Performance of many geometries

FPS of my application start to get to worryingly small levels for the small amount of content I have there. I was considering optimizing some meshes etc, but after a bit of playing around with gDEBugger, visual vm and switching off and on of some geometries, problem lies elsewhere.



I’m not vertex or fill rate bound - it seems that I’m geometry (like in jme3 geometry instance) bound. Due to the model format I’m using (NWN1), some of my models are composed from 40-80 small pieces, each with separate transforms. I have some thousand-triangles models in the scene, but they barely affect the perfomance - but adding 50 or so small geometries with 20-50 triangles each has a lot more noticeable effect.



All of this is even more pronounced because of bloom and shadow filters, which end up repainting everything twice, on top of normal render.



At the moment, I’m ending up with doing 14k opengl calls per frame to display just 4 complicated models… most of them related to glUniform*, setting texture values and binding geometry.



Benefit of the part system for models is that there is a lot of things which share exactly the same settings - same texture, same values for all the shader parameters (except for world/view transforms of course). On top of that, with multiple instances of same model, meshes themselves are static and shared, as they don’t have to be modified on runtime.



What kind of sorting jme3 applies for opaque objects? Is it configurable? I suppose that in my case, sorting by shared mesh would be most beneficial (as it would be guaranteed to have most of the other parameters the same) and after that sorting by texture.



Another point - from what I understand, for blur filter with glow-objects mode, every object is rendered, even if it has no glow texture or glow color (which is true for most of my objects). Maybe some kind of optimalization would be possible here, like with Shadow.Cast/Receive flags ?





Other option for me would be to group the geometries myself and do some kind of bone-animation approximating the original part-based simulation - but some of the models have 100+ ‘bones’, so I’m bit afraid it would require a lot of handtuning anyway.

Yeah i would suggest to “group” all the different geoms of a model, modern GPU are optimized to handle a crazy amount of polygons in one draw call, but are not really good at successive draw calls.

That’s why batching comes in handy.



For sorting opaque geom the queue use an OpaqueComparator, http://code.google.com/p/jmonkeyengine/source/browse/branches/jme3/src/core/com/jme3/renderer/queue/OpaqueComparator.java

It’s not really meant to be customizable though… (as far as i know)



For the bloom filter, yes if you use object glow, every object is rendered even if it has no glow map or glow color.

I don’t really want to create another queue, but there must be a way to optimize this indeed.



Also for shadows we are planning to implement static lightMaps/shadowMasps supports.

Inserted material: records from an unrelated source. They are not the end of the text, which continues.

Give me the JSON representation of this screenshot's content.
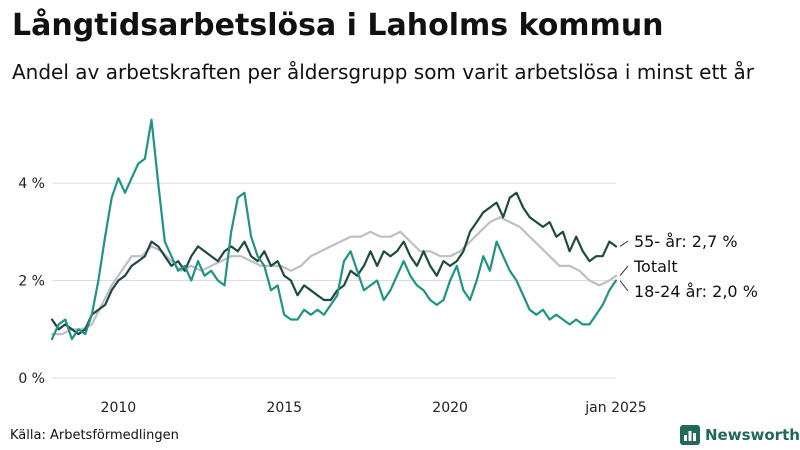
{
  "title": "Långtidsarbetslösa i Laholms kommun",
  "subtitle": "Andel av arbetskraften per åldersgrupp som varit arbetslösa i minst ett år",
  "source": "Källa: Arbetsförmedlingen",
  "brand": "Newsworthy",
  "chart_data": {
    "type": "line",
    "xlabel": "",
    "ylabel": "",
    "xlim": [
      2008.0,
      2025.0
    ],
    "ylim": [
      0,
      5.5
    ],
    "y_ticks": [
      0,
      2,
      4
    ],
    "y_tick_labels": [
      "0 %",
      "2 %",
      "4 %"
    ],
    "x_ticks": [
      2010,
      2015,
      2020,
      2025
    ],
    "x_tick_labels": [
      "2010",
      "2015",
      "2020",
      "jan 2025"
    ],
    "grid": "horizontal",
    "series": [
      {
        "name": "Totalt",
        "label": "Totalt",
        "color": "#c0bcc8",
        "points": [
          [
            2008.0,
            0.9
          ],
          [
            2008.3,
            0.9
          ],
          [
            2008.6,
            1.0
          ],
          [
            2008.9,
            1.0
          ],
          [
            2009.2,
            1.1
          ],
          [
            2009.5,
            1.5
          ],
          [
            2009.8,
            1.9
          ],
          [
            2010.1,
            2.2
          ],
          [
            2010.4,
            2.5
          ],
          [
            2010.7,
            2.5
          ],
          [
            2011.0,
            2.7
          ],
          [
            2011.3,
            2.6
          ],
          [
            2011.6,
            2.4
          ],
          [
            2011.9,
            2.2
          ],
          [
            2012.2,
            2.3
          ],
          [
            2012.5,
            2.2
          ],
          [
            2012.8,
            2.3
          ],
          [
            2013.1,
            2.4
          ],
          [
            2013.4,
            2.5
          ],
          [
            2013.7,
            2.5
          ],
          [
            2014.0,
            2.4
          ],
          [
            2014.3,
            2.3
          ],
          [
            2014.6,
            2.3
          ],
          [
            2014.9,
            2.3
          ],
          [
            2015.2,
            2.2
          ],
          [
            2015.5,
            2.3
          ],
          [
            2015.8,
            2.5
          ],
          [
            2016.1,
            2.6
          ],
          [
            2016.4,
            2.7
          ],
          [
            2016.7,
            2.8
          ],
          [
            2017.0,
            2.9
          ],
          [
            2017.3,
            2.9
          ],
          [
            2017.6,
            3.0
          ],
          [
            2017.9,
            2.9
          ],
          [
            2018.2,
            2.9
          ],
          [
            2018.5,
            3.0
          ],
          [
            2018.8,
            2.8
          ],
          [
            2019.1,
            2.6
          ],
          [
            2019.4,
            2.6
          ],
          [
            2019.7,
            2.5
          ],
          [
            2020.0,
            2.5
          ],
          [
            2020.3,
            2.6
          ],
          [
            2020.6,
            2.8
          ],
          [
            2020.9,
            3.0
          ],
          [
            2021.2,
            3.2
          ],
          [
            2021.5,
            3.3
          ],
          [
            2021.8,
            3.2
          ],
          [
            2022.1,
            3.1
          ],
          [
            2022.4,
            2.9
          ],
          [
            2022.7,
            2.7
          ],
          [
            2023.0,
            2.5
          ],
          [
            2023.3,
            2.3
          ],
          [
            2023.6,
            2.3
          ],
          [
            2023.9,
            2.2
          ],
          [
            2024.2,
            2.0
          ],
          [
            2024.5,
            1.9
          ],
          [
            2024.8,
            2.0
          ],
          [
            2025.0,
            2.1
          ]
        ]
      },
      {
        "name": "55- år",
        "label": "55- år: 2,7 %",
        "color": "#1e4a40",
        "points": [
          [
            2008.0,
            1.2
          ],
          [
            2008.2,
            1.0
          ],
          [
            2008.4,
            1.1
          ],
          [
            2008.6,
            1.0
          ],
          [
            2008.8,
            0.9
          ],
          [
            2009.0,
            1.0
          ],
          [
            2009.2,
            1.3
          ],
          [
            2009.4,
            1.4
          ],
          [
            2009.6,
            1.5
          ],
          [
            2009.8,
            1.8
          ],
          [
            2010.0,
            2.0
          ],
          [
            2010.2,
            2.1
          ],
          [
            2010.4,
            2.3
          ],
          [
            2010.6,
            2.4
          ],
          [
            2010.8,
            2.5
          ],
          [
            2011.0,
            2.8
          ],
          [
            2011.2,
            2.7
          ],
          [
            2011.4,
            2.5
          ],
          [
            2011.6,
            2.3
          ],
          [
            2011.8,
            2.4
          ],
          [
            2012.0,
            2.2
          ],
          [
            2012.2,
            2.5
          ],
          [
            2012.4,
            2.7
          ],
          [
            2012.6,
            2.6
          ],
          [
            2012.8,
            2.5
          ],
          [
            2013.0,
            2.4
          ],
          [
            2013.2,
            2.6
          ],
          [
            2013.4,
            2.7
          ],
          [
            2013.6,
            2.6
          ],
          [
            2013.8,
            2.8
          ],
          [
            2014.0,
            2.5
          ],
          [
            2014.2,
            2.4
          ],
          [
            2014.4,
            2.6
          ],
          [
            2014.6,
            2.3
          ],
          [
            2014.8,
            2.4
          ],
          [
            2015.0,
            2.1
          ],
          [
            2015.2,
            2.0
          ],
          [
            2015.4,
            1.7
          ],
          [
            2015.6,
            1.9
          ],
          [
            2015.8,
            1.8
          ],
          [
            2016.0,
            1.7
          ],
          [
            2016.2,
            1.6
          ],
          [
            2016.4,
            1.6
          ],
          [
            2016.6,
            1.8
          ],
          [
            2016.8,
            1.9
          ],
          [
            2017.0,
            2.2
          ],
          [
            2017.2,
            2.1
          ],
          [
            2017.4,
            2.3
          ],
          [
            2017.6,
            2.6
          ],
          [
            2017.8,
            2.3
          ],
          [
            2018.0,
            2.6
          ],
          [
            2018.2,
            2.5
          ],
          [
            2018.4,
            2.6
          ],
          [
            2018.6,
            2.8
          ],
          [
            2018.8,
            2.5
          ],
          [
            2019.0,
            2.3
          ],
          [
            2019.2,
            2.6
          ],
          [
            2019.4,
            2.3
          ],
          [
            2019.6,
            2.1
          ],
          [
            2019.8,
            2.4
          ],
          [
            2020.0,
            2.3
          ],
          [
            2020.2,
            2.4
          ],
          [
            2020.4,
            2.6
          ],
          [
            2020.6,
            3.0
          ],
          [
            2020.8,
            3.2
          ],
          [
            2021.0,
            3.4
          ],
          [
            2021.2,
            3.5
          ],
          [
            2021.4,
            3.6
          ],
          [
            2021.6,
            3.3
          ],
          [
            2021.8,
            3.7
          ],
          [
            2022.0,
            3.8
          ],
          [
            2022.2,
            3.5
          ],
          [
            2022.4,
            3.3
          ],
          [
            2022.6,
            3.2
          ],
          [
            2022.8,
            3.1
          ],
          [
            2023.0,
            3.2
          ],
          [
            2023.2,
            2.9
          ],
          [
            2023.4,
            3.0
          ],
          [
            2023.6,
            2.6
          ],
          [
            2023.8,
            2.9
          ],
          [
            2024.0,
            2.6
          ],
          [
            2024.2,
            2.4
          ],
          [
            2024.4,
            2.5
          ],
          [
            2024.6,
            2.5
          ],
          [
            2024.8,
            2.8
          ],
          [
            2025.0,
            2.7
          ]
        ]
      },
      {
        "name": "18-24 år",
        "label": "18-24 år: 2,0 %",
        "color": "#1f9484",
        "points": [
          [
            2008.0,
            0.8
          ],
          [
            2008.2,
            1.1
          ],
          [
            2008.4,
            1.2
          ],
          [
            2008.6,
            0.8
          ],
          [
            2008.8,
            1.0
          ],
          [
            2009.0,
            0.9
          ],
          [
            2009.2,
            1.3
          ],
          [
            2009.4,
            2.0
          ],
          [
            2009.6,
            2.9
          ],
          [
            2009.8,
            3.7
          ],
          [
            2010.0,
            4.1
          ],
          [
            2010.2,
            3.8
          ],
          [
            2010.4,
            4.1
          ],
          [
            2010.6,
            4.4
          ],
          [
            2010.8,
            4.5
          ],
          [
            2011.0,
            5.3
          ],
          [
            2011.2,
            4.0
          ],
          [
            2011.4,
            2.8
          ],
          [
            2011.6,
            2.5
          ],
          [
            2011.8,
            2.2
          ],
          [
            2012.0,
            2.3
          ],
          [
            2012.2,
            2.0
          ],
          [
            2012.4,
            2.4
          ],
          [
            2012.6,
            2.1
          ],
          [
            2012.8,
            2.2
          ],
          [
            2013.0,
            2.0
          ],
          [
            2013.2,
            1.9
          ],
          [
            2013.4,
            3.0
          ],
          [
            2013.6,
            3.7
          ],
          [
            2013.8,
            3.8
          ],
          [
            2014.0,
            2.9
          ],
          [
            2014.2,
            2.5
          ],
          [
            2014.4,
            2.3
          ],
          [
            2014.6,
            1.8
          ],
          [
            2014.8,
            1.9
          ],
          [
            2015.0,
            1.3
          ],
          [
            2015.2,
            1.2
          ],
          [
            2015.4,
            1.2
          ],
          [
            2015.6,
            1.4
          ],
          [
            2015.8,
            1.3
          ],
          [
            2016.0,
            1.4
          ],
          [
            2016.2,
            1.3
          ],
          [
            2016.4,
            1.5
          ],
          [
            2016.6,
            1.7
          ],
          [
            2016.8,
            2.4
          ],
          [
            2017.0,
            2.6
          ],
          [
            2017.2,
            2.2
          ],
          [
            2017.4,
            1.8
          ],
          [
            2017.6,
            1.9
          ],
          [
            2017.8,
            2.0
          ],
          [
            2018.0,
            1.6
          ],
          [
            2018.2,
            1.8
          ],
          [
            2018.4,
            2.1
          ],
          [
            2018.6,
            2.4
          ],
          [
            2018.8,
            2.1
          ],
          [
            2019.0,
            1.9
          ],
          [
            2019.2,
            1.8
          ],
          [
            2019.4,
            1.6
          ],
          [
            2019.6,
            1.5
          ],
          [
            2019.8,
            1.6
          ],
          [
            2020.0,
            2.0
          ],
          [
            2020.2,
            2.3
          ],
          [
            2020.4,
            1.8
          ],
          [
            2020.6,
            1.6
          ],
          [
            2020.8,
            2.0
          ],
          [
            2021.0,
            2.5
          ],
          [
            2021.2,
            2.2
          ],
          [
            2021.4,
            2.8
          ],
          [
            2021.6,
            2.5
          ],
          [
            2021.8,
            2.2
          ],
          [
            2022.0,
            2.0
          ],
          [
            2022.2,
            1.7
          ],
          [
            2022.4,
            1.4
          ],
          [
            2022.6,
            1.3
          ],
          [
            2022.8,
            1.4
          ],
          [
            2023.0,
            1.2
          ],
          [
            2023.2,
            1.3
          ],
          [
            2023.4,
            1.2
          ],
          [
            2023.6,
            1.1
          ],
          [
            2023.8,
            1.2
          ],
          [
            2024.0,
            1.1
          ],
          [
            2024.2,
            1.1
          ],
          [
            2024.4,
            1.3
          ],
          [
            2024.6,
            1.5
          ],
          [
            2024.8,
            1.8
          ],
          [
            2025.0,
            2.0
          ]
        ]
      }
    ]
  }
}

So If you have a static light source, you can bake shadows of static objects in a texture, and use PSSM only for non-static objects. This should give a nice boost to shadows rendering.

Also for shadows we are planning to implement static lightMaps/shadowMasps supports. So If you have a static light source, you can bake shadows of static objects in a texture, and use PSSM only for non-static objects. This should give a nice boost to shadows rendering.



Please make it possible to generate them without jmp,

please make it possible to generate them without jmp,

please …



uh…honestly I did not think of a way to generate it …I was more thinking to generate it in an an artist process…maybe in Blender, max, or anything else…

But now that you mention it it could be awesome to be able to generate it with JMP!!!

Now you have another reason to switch to JMP…really, don’t thank me :smiley:

Fu I don’t hate the jmp platform, but I hate netbeans, for unknown reasons.

Well either way I could just rip the classes out of the jmp ^^

yeah well anyway, if there is a way of doing this…it must come from the engine really, JMP can’t compute shadows on its own…so i guess there will be a way to do it without JMP :wink:

Empire, for people like you I added codeless projects to jMP, so you can only use the editors etc. and code in whatever IDE you prefer.

normen said:
Empire, for people like you I added codeless projects to jMP, so you can only use the editors etc. and code in whatever IDE you prefer.


how does this work? , cant see anything explicitly indicated updated jmp 20min ago, I keep it around but ike empire it does not really support my working habits .......eclipse supports my bad habits better.
normen said:
Empire, for people like you I added codeless projects to jMP, so you can only use the editors etc. and code in whatever IDE you prefer.



This sounds intresting , might take a look at it

Select File->Import Project->External Project Assets (dont use the Eclipse Project importer, I gotta massage that a bit more to work properly with jME projects).